CT-P6, a Trastuzumab Biosimilar, Shares the Safety and Efficacy Profile of Its Reference

Research presented at the 2017 Annual Meeting of the American Society of Clinical Oncology (ASCO) shows that CT-P6, a proposed trastuzumab biosimilar, is safe and effective as a neoadjuvant treatment in human epidermal growth factor receptor 2—positive (HER2–positive) early breast cancer (EBC).

CT-P6, a recombinant humanized monoclonal antibody that targets HER2 approved by the Ministry of Food and Drug Safety, a government body in Korea, has an identical amino acid sequence and highly similar physicochemical and in vitro functional properties to trastuzumab. A phase 1 trial demonstrated similar pharmacokinetics (PK), safety, and immunogenicity between the 2 products.

This double-blind, randomized, phase 3 study sought to demonstrate the therapeutic response equivalence of CT-P6 and its reference product as determined by the pathological complete response (pCR), defined as the absence of invasive cancer in the breast and axillary nodes, irrespective of ductal carcinoma in situ. Secondary objectives for the study included obtaining additional PK, pharmacodynamic, and safety data. The researchers also sought to evaluate additional efficacy parameters, including breast pCR (bpCR), defined as the absence of invasive cancer in the breast irrespective of ductal carcinoma in situ or nodal involvement; pCR without ductal carcinoma in situ (DCIS), defined as absence of invasive cancer and in situ cancer in the breast and axillary nodes; overall response rate (ORR); and breast conservation rate.

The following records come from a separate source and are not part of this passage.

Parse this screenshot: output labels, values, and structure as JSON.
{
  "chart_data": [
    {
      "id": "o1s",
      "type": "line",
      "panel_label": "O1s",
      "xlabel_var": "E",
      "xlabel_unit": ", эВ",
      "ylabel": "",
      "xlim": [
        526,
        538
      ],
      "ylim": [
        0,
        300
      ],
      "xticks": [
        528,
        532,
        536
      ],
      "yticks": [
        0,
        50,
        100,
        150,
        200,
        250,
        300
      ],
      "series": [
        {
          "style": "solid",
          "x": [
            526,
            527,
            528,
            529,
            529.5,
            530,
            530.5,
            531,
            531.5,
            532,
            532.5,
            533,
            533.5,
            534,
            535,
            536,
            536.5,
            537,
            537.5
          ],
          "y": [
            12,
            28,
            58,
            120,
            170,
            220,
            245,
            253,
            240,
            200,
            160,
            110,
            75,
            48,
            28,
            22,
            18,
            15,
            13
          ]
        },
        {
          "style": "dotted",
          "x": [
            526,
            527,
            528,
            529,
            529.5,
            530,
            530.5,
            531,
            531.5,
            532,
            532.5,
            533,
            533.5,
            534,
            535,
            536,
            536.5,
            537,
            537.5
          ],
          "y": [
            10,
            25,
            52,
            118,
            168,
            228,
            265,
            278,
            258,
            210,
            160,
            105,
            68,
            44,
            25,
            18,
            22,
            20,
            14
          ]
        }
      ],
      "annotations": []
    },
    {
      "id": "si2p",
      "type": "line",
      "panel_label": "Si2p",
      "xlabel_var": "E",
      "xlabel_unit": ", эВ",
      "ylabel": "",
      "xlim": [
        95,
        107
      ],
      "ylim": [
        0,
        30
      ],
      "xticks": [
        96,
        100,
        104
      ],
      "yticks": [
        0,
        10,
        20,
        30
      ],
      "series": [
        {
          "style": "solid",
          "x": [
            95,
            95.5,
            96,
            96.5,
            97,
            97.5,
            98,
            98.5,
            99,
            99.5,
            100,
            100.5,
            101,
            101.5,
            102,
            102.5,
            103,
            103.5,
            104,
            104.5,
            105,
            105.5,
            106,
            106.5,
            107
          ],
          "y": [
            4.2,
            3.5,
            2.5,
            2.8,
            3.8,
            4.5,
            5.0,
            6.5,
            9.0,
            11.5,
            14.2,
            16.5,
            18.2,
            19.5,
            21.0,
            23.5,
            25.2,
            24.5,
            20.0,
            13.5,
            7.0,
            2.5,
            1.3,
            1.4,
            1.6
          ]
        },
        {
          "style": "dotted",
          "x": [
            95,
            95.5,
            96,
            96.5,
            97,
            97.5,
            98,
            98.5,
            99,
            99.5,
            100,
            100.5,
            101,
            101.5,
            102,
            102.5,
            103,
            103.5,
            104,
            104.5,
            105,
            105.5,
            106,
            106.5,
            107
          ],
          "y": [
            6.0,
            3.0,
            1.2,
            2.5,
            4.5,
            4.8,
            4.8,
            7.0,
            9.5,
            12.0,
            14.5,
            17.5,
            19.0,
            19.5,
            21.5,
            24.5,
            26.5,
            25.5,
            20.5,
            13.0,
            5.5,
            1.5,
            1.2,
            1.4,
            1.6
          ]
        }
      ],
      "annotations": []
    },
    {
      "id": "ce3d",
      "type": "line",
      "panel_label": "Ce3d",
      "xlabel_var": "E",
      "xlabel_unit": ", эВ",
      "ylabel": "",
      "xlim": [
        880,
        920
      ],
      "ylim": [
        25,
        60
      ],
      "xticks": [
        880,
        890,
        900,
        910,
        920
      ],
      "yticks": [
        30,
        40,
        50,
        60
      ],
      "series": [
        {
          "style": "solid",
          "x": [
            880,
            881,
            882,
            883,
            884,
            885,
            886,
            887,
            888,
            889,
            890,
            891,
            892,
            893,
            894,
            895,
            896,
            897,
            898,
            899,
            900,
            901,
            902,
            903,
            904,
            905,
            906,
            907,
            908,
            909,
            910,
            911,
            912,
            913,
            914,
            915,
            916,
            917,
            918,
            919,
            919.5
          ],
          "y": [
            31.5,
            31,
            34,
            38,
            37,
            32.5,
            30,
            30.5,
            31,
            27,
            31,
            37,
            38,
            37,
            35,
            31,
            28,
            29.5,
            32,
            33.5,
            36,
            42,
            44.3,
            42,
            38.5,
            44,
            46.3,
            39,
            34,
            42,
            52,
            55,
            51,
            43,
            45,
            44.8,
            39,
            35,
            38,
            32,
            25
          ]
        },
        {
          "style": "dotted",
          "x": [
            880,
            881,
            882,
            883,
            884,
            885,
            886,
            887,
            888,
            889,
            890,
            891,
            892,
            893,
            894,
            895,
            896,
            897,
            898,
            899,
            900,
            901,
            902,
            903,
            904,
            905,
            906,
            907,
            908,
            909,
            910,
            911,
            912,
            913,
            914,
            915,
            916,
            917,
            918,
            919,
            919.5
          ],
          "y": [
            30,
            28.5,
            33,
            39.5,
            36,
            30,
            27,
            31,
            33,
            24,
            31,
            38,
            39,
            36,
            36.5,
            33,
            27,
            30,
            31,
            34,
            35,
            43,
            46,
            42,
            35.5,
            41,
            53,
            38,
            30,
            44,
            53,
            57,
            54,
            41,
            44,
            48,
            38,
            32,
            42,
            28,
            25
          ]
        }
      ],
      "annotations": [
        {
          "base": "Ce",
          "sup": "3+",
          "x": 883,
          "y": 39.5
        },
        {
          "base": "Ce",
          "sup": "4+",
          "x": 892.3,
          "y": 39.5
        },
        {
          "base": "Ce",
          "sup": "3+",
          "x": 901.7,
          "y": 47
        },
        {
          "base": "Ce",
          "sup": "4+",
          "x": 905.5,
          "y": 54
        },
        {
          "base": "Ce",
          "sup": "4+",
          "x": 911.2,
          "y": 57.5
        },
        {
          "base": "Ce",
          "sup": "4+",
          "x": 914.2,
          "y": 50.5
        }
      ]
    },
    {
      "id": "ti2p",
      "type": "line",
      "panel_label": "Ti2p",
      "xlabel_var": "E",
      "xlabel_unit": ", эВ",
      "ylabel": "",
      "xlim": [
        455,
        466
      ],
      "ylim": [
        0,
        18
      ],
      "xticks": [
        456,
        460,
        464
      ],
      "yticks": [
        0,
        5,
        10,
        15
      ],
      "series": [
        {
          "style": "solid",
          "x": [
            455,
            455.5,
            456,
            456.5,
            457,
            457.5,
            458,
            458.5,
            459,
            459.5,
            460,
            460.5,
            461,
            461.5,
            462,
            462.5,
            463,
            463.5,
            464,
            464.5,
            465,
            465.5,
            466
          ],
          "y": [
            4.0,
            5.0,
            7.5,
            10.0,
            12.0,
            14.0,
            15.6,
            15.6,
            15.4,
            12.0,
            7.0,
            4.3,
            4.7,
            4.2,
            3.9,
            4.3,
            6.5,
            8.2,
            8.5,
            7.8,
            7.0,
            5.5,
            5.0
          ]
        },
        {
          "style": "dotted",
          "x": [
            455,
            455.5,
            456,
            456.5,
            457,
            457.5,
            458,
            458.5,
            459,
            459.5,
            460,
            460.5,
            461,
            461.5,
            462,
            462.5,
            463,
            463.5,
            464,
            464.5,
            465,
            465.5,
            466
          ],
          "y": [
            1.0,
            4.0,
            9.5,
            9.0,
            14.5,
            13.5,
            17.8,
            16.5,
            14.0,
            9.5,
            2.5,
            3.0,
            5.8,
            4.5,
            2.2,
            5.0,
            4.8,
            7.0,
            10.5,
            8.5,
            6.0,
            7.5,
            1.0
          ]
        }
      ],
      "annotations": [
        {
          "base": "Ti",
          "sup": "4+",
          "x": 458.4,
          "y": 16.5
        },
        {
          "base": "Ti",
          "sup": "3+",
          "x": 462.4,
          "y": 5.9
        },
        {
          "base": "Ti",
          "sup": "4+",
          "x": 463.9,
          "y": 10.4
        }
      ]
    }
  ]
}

The researchers considered 549 female patients 18 years or older who had been diagnosed with HER2—positive EBC of clinical stage I to IIIa. The patients had generally balanced demographics and disease characteristics, and were randomized at 112 centers in 22 countries. The 2 groups were treated with CT-P6 (n = 271) or the reference trastuzumab (n = 278). Patients were treated with the biosimilar or the reference product, in combination with chemotherapy, as neoadjuvant treatment for 8 cycles, and for up to 1 year (or 10 cycles) of monotherapy as adjuvant treatment. Following neoadjuvant treatment, patients underwent surgery, when pathological response, PK, and immunogenicity were assessed.

The pre-defined therapeutic equivalence margin for the risk ratio was 0.74 to 1.35, and the margin for the risk difference was -15% to 15%. The researchers found, with a 95% confidence interval, that the treatment risk ratio for the per-protocol set (PPS) was 0.93 (range, 0.78 to 1.11), and the treatment difference estimate for the PPS was -3.62% (range, -12.38 to 5.16), both within the pre-defined equivalence margin. The proportion of pCR without DCIS and the bpCR were similar between the 2 treatment groups, as was ORR.

The study further found that serum concentrations of the treatment products, HER2-shed antigen levels, the proportion of patients who underwent breast conservation surgery, and rates of treatment emergent adverse events (with neutropenia, anemia, and leukopenia being the most commonly reported adverse events) were similar for the 2 groups during the neoadjuvant period. None of the patients developed anti-drug antibodies during the study.

While adjuvant period data will be generated in the future, the researchers concluded that:

• CT-P6 was well tolerated.
• CT-P6 and trastuzumab are therapeutically equivalent in terms of pCR for both the PPS and the intent-to-treat set.
• CT-P6 and the reference product had similar safety profiles in the neoadjuvant period.

Secondary efficacy endpoints, as well as the results of PK and pharmacodynamic analysis, further supported the similarity of the 2 products.